Tuesday, April 06, 2010

Downturn fuels demand for free drugs in US

Downturn fuels demand for free drugs in US
By Andrew Jack in London
Copyright The Financial Times Limited 2010
Published: April 5 2010 18:02 | Last updated: April 5 2010 18:02
http://www.ft.com/cms/s/0/f72726ec-40cf-11df-94c2-00144feabdc0.html


Demand for free medicines in the US has increased sharply following the 2008 economic crisis, highlighting continued difficulties by Americans in gaining access to medical care.

Millions have lost their medical benefits along with their jobs in the downturn, underscoring the challenge for President Barack Obama in overhauling healthcare after signing reforms into law last month. Organisations helping people find free drugs have reported increases of up to 50 per cent in requests in recent months, while pharmaceutical companies say they have expanded donations through “patient assistance programmes” by typically 15 to 25 per cent.

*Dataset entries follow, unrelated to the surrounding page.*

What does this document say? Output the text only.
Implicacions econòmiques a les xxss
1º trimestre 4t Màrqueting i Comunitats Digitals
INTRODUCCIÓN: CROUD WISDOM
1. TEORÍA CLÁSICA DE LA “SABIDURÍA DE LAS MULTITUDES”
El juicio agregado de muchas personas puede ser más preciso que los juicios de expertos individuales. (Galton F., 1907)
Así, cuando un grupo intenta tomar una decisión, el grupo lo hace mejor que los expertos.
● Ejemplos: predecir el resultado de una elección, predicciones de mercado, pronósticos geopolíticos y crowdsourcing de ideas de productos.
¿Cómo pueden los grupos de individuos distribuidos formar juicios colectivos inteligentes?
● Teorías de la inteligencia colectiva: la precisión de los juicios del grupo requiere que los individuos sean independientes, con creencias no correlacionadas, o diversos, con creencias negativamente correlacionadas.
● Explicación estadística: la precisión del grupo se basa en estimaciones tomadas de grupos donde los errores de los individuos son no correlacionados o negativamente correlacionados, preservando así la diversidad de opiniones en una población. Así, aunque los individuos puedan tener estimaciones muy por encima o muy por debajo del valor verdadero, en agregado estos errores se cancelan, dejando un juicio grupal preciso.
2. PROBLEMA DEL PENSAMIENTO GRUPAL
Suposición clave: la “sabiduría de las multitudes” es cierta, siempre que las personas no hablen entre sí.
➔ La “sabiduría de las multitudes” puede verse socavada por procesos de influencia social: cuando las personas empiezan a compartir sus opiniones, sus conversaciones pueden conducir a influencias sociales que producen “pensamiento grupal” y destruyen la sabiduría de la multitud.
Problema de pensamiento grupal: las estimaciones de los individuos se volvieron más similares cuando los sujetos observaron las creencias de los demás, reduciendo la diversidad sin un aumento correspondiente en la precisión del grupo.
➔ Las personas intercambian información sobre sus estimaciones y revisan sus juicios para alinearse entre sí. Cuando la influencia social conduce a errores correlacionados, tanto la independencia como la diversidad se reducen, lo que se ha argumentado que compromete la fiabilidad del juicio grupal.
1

Rich Sagall, who created NeedyMeds.org, a phone and web-based clearing house near Boston helping patients find free medicines, says he is receiving 14,000 inquiries a day, up from 10,000 in late 2008. “We’re exceedingly busy. I’m upset that this many people need access. There’s definitely more need and more queries.” US pharmaceutical companies provide some medicines free to many poorer Americans through “patient assistance programmes”.

Since launching its Partnership for Prescription Assistance to co-ordinate these programmes in 2005, PhRMA, the pharmaceutical industry trade association, says it has provided 6m patients with $16bn (€11.8bn, £10.5bn) of drugs valued at wholesale prices, rising to 30m prescriptions a year. It says it spends many millions of dollars a year marketing and operating the partnership.

Yet these programmes still cover only a fraction of those people in need of medicines who struggle to meet the costs.

Doctors say rising demand is compounded by restrictions and variations in eligibility for free medicines that healthcare reform will do little to tackle. Some criticise limited transparency and co-ordination between the different programmes, which help defuse criticism levelled at pharmaceutical companies for high drug prices.

“A third of our in-patients say they have problems taking their medications because of cost,” says Niteesh Choudhry, a doctor at Brigham and Women’s Hospital in Boston. “They don’t fill their prescriptions, reduce their dose or split pills. It’s a very common phenomenon.”

While Dr Sagall praises the existence of the programmes, he says each company sets different criteria for income levels, which are often discretionary and not made public. Some require copies of tax returns or a “green card” work permit, intimidating many and excluding illegal immigrants.

Patients requiring multiple drugs must also typically apply separately to each programme, creating a burdensome process.

“It’s a patchwork, with programmes totally at the discretion of the pharmaceutical companies,” says Janet Walton from RxAssist, another clearing house that has seen demand rise by a quarter over the past year. “It’s not a coherent or sustainable system.”

She says Merck will give free drugs to patients earning up to four times the federal poverty level, while Takeda only allows those at three times the threshold. Bristol-Myers Squibb has restrictive criteria for its blood thinner Plavix, while some pain and attention deficit disorder drugs are not available at all.

Even as people have lost their jobs or had their benefits reduced, the average price of patented medicines sold in pharmacies has increased significantly. Drug companies stress that their own revenues have risen more modestly after accounting for discounts negotiated by health insurers and hospitals.

Ironically, the only patients who pay the full retail pharmacy prices are those who can least afford to: those with no coverage.

But while some of these Americans will benefit as Mr Obama’s reforms extend insurance cover to the uninsured, many demands to patient assistance programmes come from the under-insured, whose cover is capped or includes “co-payments” that they struggle to meet.

“There are definitely gaps in the system,” says Denise Sitarik, who runs Johnson & Johnson’s patient assistance programme. “The under-insured are probably our biggest challenge.”

Ken Johnson, senior vice-president at PhRMA, says that his members can only provide a partial solution to healthcare in the US. “You are not going to stay in business long if you give away all your product,” he says. “This is not a statutory requirement placed on us. Our companies do it because it’s the right thing to do.”